It is objected that the plaintiffs were not entitled to maintain this action; first, because their negligence contributed to produce the injury for which damages were *304claimed of and paid by them; and secondly, because the damages were paid voluntarily, and not under a judgment recovered against them.
Neither of these objections can be sustained. The first of them must be considered, under the decisions of this court in the cases of Lowell v. Boston & Lowell Railroad, 23 Pick. 24, and Lowell v. Short, 4 Cush. 275, as wholly unfounded. The defendant unlawfully placed a pile of stones within the limits of the highway and near to the travelled road. This obstruction occasioned the injury for which damages were claimed and paid. Although the town were required by law to keep their highway safe and convenient for travellers and all other persons lawfully passing thereon, and became liable for their neglect in this particular to the person who was injured by the obstruction which the defendant had placed in the way, they were under no obligation to him to shield him from the consequences of his own illegal acts. If the person injured had preferred a claim for compensation and indemnity against him, he had no defence under which he could have successfully resisted it. He ought not to be in any more favorable condition merely because the claim in the first instance was made against a party whom he was bound to indemnify and save from loss.

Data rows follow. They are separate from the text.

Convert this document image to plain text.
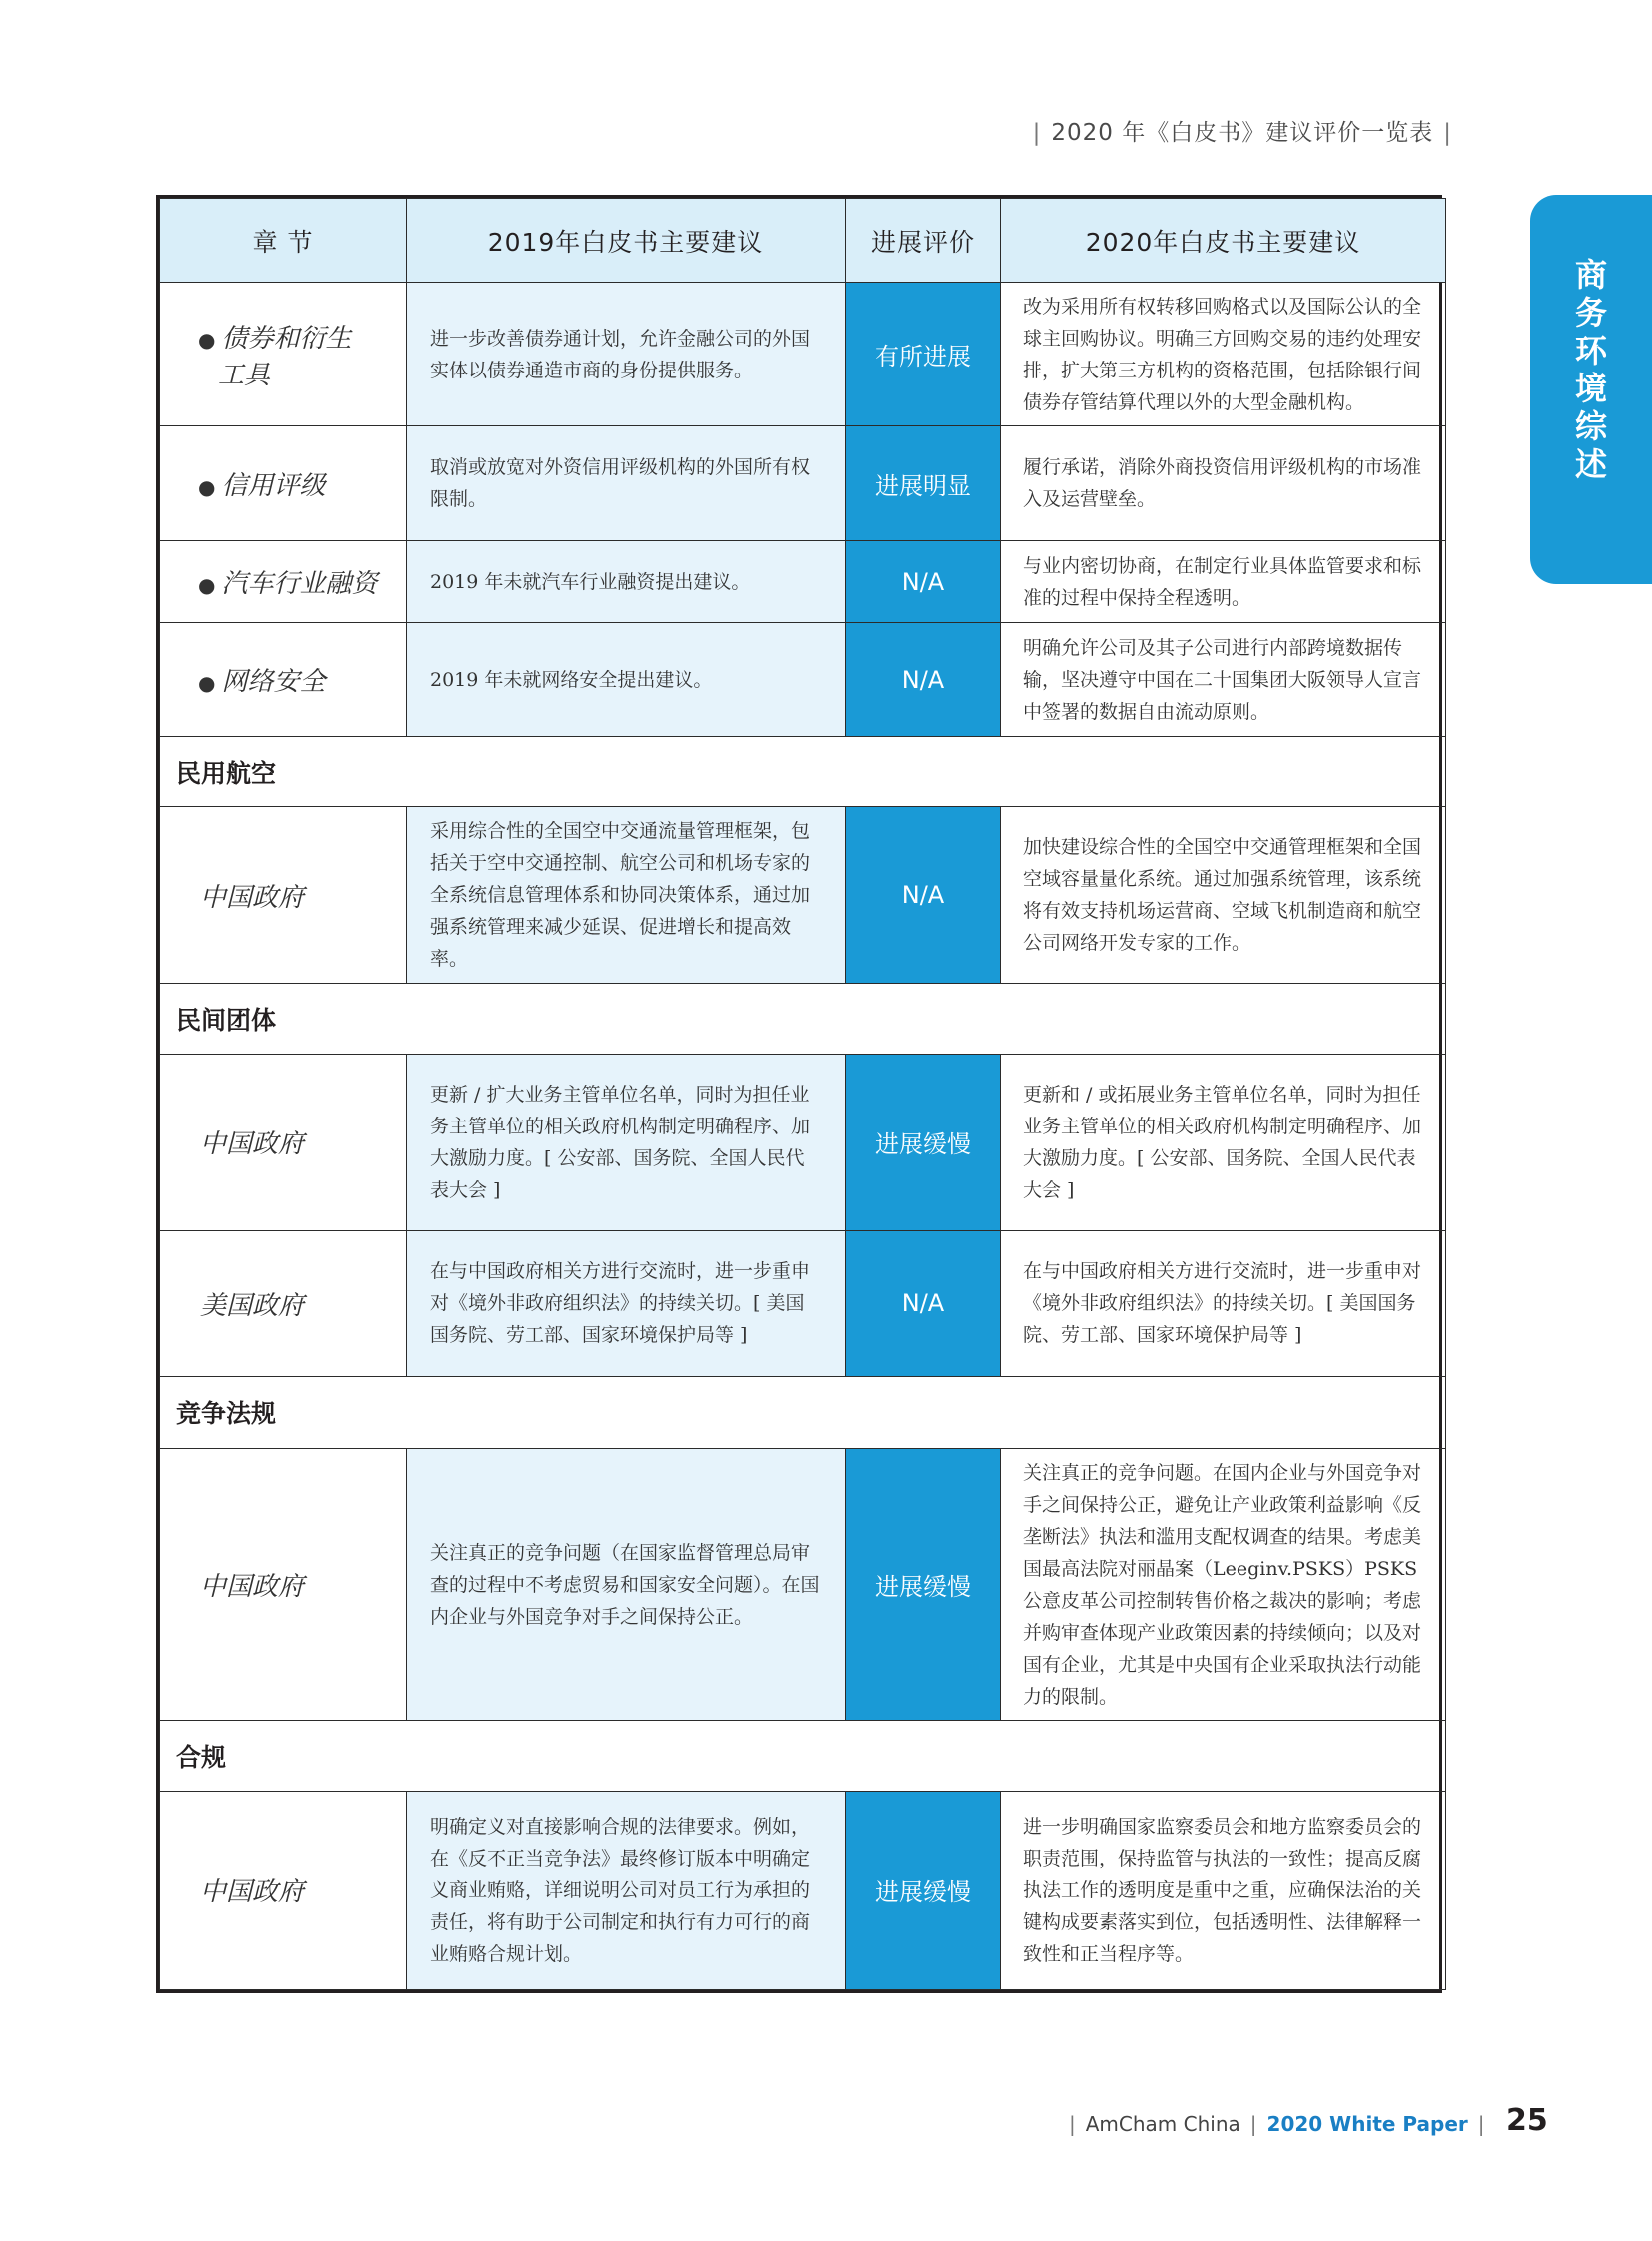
| 2020 年《白皮书》建议评价一览表 |
商
务
环
境
综
述
章 节	2019年白皮书主要建议	进展评价	2020年白皮书主要建议
● 债券和衍生
工具	进一步改善债券通计划，允许金融公司的外国实体以债券通造市商的身份提供服务。	有所进展	改为采用所有权转移回购格式以及国际公认的全球主回购协议。明确三方回购交易的违约处理安排，扩大第三方机构的资格范围，包括除银行间债券存管结算代理以外的大型金融机构。
● 信用评级	取消或放宽对外资信用评级机构的外国所有权限制。	进展明显	履行承诺，消除外商投资信用评级机构的市场准入及运营壁垒。
● 汽车行业融资	2019 年未就汽车行业融资提出建议。	N/A	与业内密切协商，在制定行业具体监管要求和标准的过程中保持全程透明。
● 网络安全	2019 年未就网络安全提出建议。	N/A	明确允许公司及其子公司进行内部跨境数据传输，坚决遵守中国在二十国集团大阪领导人宣言中签署的数据自由流动原则。
民用航空			
中国政府	采用综合性的全国空中交通流量管理框架，包括关于空中交通控制、航空公司和机场专家的全系统信息管理体系和协同决策体系，通过加强系统管理来减少延误、促进增长和提高效率。	N/A	加快建设综合性的全国空中交通管理框架和全国空域容量量化系统。通过加强系统管理，该系统将有效支持机场运营商、空域飞机制造商和航空公司网络开发专家的工作。
民间团体			
中国政府	更新 / 扩大业务主管单位名单，同时为担任业务主管单位的相关政府机构制定明确程序、加大激励力度。[ 公安部、国务院、全国人民代表大会 ]	进展缓慢	更新和 / 或拓展业务主管单位名单，同时为担任业务主管单位的相关政府机构制定明确程序、加大激励力度。[ 公安部、国务院、全国人民代表大会 ]
美国政府	在与中国政府相关方进行交流时，进一步重申对《境外非政府组织法》的持续关切。[ 美国国务院、劳工部、国家环境保护局等 ]	N/A	在与中国政府相关方进行交流时，进一步重申对《境外非政府组织法》的持续关切。[ 美国国务院、劳工部、国家环境保护局等 ]
竞争法规			
中国政府	关注真正的竞争问题（在国家监督管理总局审查的过程中不考虑贸易和国家安全问题）。在国内企业与外国竞争对手之间保持公正。	进展缓慢	关注真正的竞争问题。在国内企业与外国竞争对手之间保持公正，避免让产业政策利益影响《反垄断法》执法和滥用支配权调查的结果。考虑美国最高法院对丽晶案（Leeginv.PSKS）PSKS 公意皮革公司控制转售价格之裁决的影响；考虑并购审查体现产业政策因素的持续倾向；以及对国有企业，尤其是中央国有企业采取执法行动能力的限制。
合规			
中国政府	明确定义对直接影响合规的法律要求。例如，在《反不正当竞争法》最终修订版本中明确定义商业贿赂，详细说明公司对员工行为承担的责任，将有助于公司制定和执行有力可行的商业贿赂合规计划。	进展缓慢	进一步明确国家监察委员会和地方监察委员会的职责范围，保持监管与执法的一致性；提高反腐执法工作的透明度是重中之重，应确保法治的关键构成要素落实到位，包括透明性、法律解释一致性和正当程序等。
| AmCham China | 2020 White Paper | 25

To entitle the plaintiffs to a remedy against one whose unlawful acts had been the means and occasion of subjecting them to a claim for damages which they could not resist, it was not "necessary that they should have refused payment until it was enforced against them under a judgment recovered in an action of law. It is sufficient that the claim was one against which they could make no legal defence. They might yield to an unavoidable liability at once, and then have their remedy over against the party responsible to them; just as a grantee in a deed of conveyance of real estate with covenants of warranty may yield to one having a paramount title, or purchase it in, in order to avoid eviction, and then resort to his warrantor to recover compensation for his loss. Hamilton v. Cutts, 4 Mass. 349. Sprague v. Baker, 17 Mass. 586. The town therefore had a right, without suit against them, to pay the damages *305demanded, if the amount claimed was reasonable and just, and then look directly to the defendant for indemnity. He however would not be concluded as to the amount of damages by the sum paid by the town, but would have the right to have the amount for which he was liable ascertained and determined by a jury, upon the evidence submitted to them in relation to that question. Exceptions overruled.